BY MARCUS WEISGERBER
Officials hope Delhi’s $15 billion in US arms deals over the past decade are just the beginning.
Even as India prepares to buy advanced missiles from Russia — a potentially sanctionable action — a top U.S. diplomat touted the “strategic importance” of the relationship between Washington and New Delhi.
Russia has long been India’s top weapons supplier, but the U.S. has been gaining. Since 2008, Delhi has bought about $15 billion in American arms.
“If we want to see that continue and I think both we and our Indian friends want to do that, then it’s incumbent on us to give them the best case and hopefully that will engender a willingness on the part of the Indian government to think about our systems as they go forward in their procurement,” Tina Kaidanow, principal deputy assistant secretary of the State Department’s Political-Military Affairs Bureau, said Thursday in a call with reporters.
The U.S. has been trying to deepen relations with India for a decade.
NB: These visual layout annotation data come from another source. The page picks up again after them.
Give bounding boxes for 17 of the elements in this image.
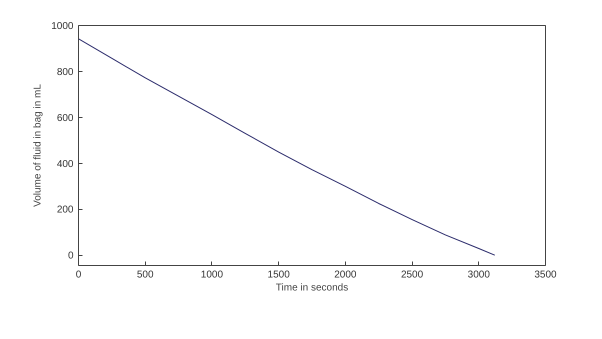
x-tick-label: 0: [76, 270, 82, 280]
y-tick-label: 1000: [51, 21, 74, 32]
x-tick-label: 2500: [400, 270, 424, 280]
x-tick-label: 3000: [468, 270, 490, 280]
x-tick-label: 2000: [334, 270, 357, 280]
line-series: [78, 38, 496, 256]
x-tick-label: 500: [136, 270, 154, 280]
x-axis-title: Time in seconds: [276, 282, 348, 294]
y-tick-label: 400: [56, 158, 74, 170]
x-tick-label: 3500: [534, 270, 558, 280]
y-tick-label: 200: [56, 204, 74, 216]
x-tick-label: 1500: [268, 270, 290, 280]
y-tick-label: 600: [56, 112, 74, 124]
y-tick-label: 800: [56, 66, 74, 78]
x-tick-label: 1000: [200, 270, 224, 280]
y-axis-title: Volume of fluid in bag in mL: [32, 84, 44, 207]
y-tick-label: 0: [68, 250, 74, 262]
In recent weeks, the Pentagon renamed its geographic warfighting hub U.S. Indo-Pacific Command, “recognizing the reality of India’s rise and role in regional and global security,” U.S. Defense Secretary Jim Mattis said.
Kaidanow was in New Delhi late last month for what she called “exceptionally good, very, very productive conversations” with Indian government officials.
“As a function of trying to move the defense relationship forward — and certainly the defense trade relationship — it is important that those foundational agreements are considered by the Indian government, they are acted on hopefully as expeditiously as possible,” she said. “Of course it is their sovereign right to decide on these things, but our hope is that we have presented to them some good options and some ways forward. Hopefully we can make some progress in that relatively soon.”
While Kaidanow wouldn’t divulge details, officials discussed the Countering America’s Adversaries through Sanctions Act, or CAATSA, sanctions imposed on Russian, Iranian and North Korean companies by Congress. Almaz-Antey, maker of the S-400 surface-to-air missile system being purchased by India is on the list.
“The acquisition of these systems is…beneficial to the Russian government,” Kaidanow said, not specifically talking about the S-400 deal.”Our distinct hope is that other countries will take that into account as they make their decisions.”
The ambassador said U.S. officials have had similar discussions with a “number of others who might be potentially contemplating purchases of large systems from the Russians. We want to help work with all of our partners to help them identify and avoid engaging in any potentially sanctionable activity,” she said.
Delhi’s plan to acquire 110 fighter jets in the coming years has prompted Lockheed Martin and Boeing to promise Indian assembly lines for their F-16 and F/A-18 aircraft. Co-production is required as part of the multibillion-dollar deal. Lockheed — which is moving its F-16 production line from Texas to South Carolina — has even considered moving all production of the jet to India.
Asked when India will move forward with the deal, Kaidanow said it is “still a little bit unclear…where the process all stands.”
Regardless, U.S. officials will advocate for American jets over four European aircraft expected to compete for the contract.
“American defense product is great product — it is the best in the world,” Kaidanow said. “It’s central that countries really think about when they acquire these things — and particularly when we’re talking about important systems like fighters — that they think about the quality and the interoperability piece and all of the things that we know come with the acquisition of American products.”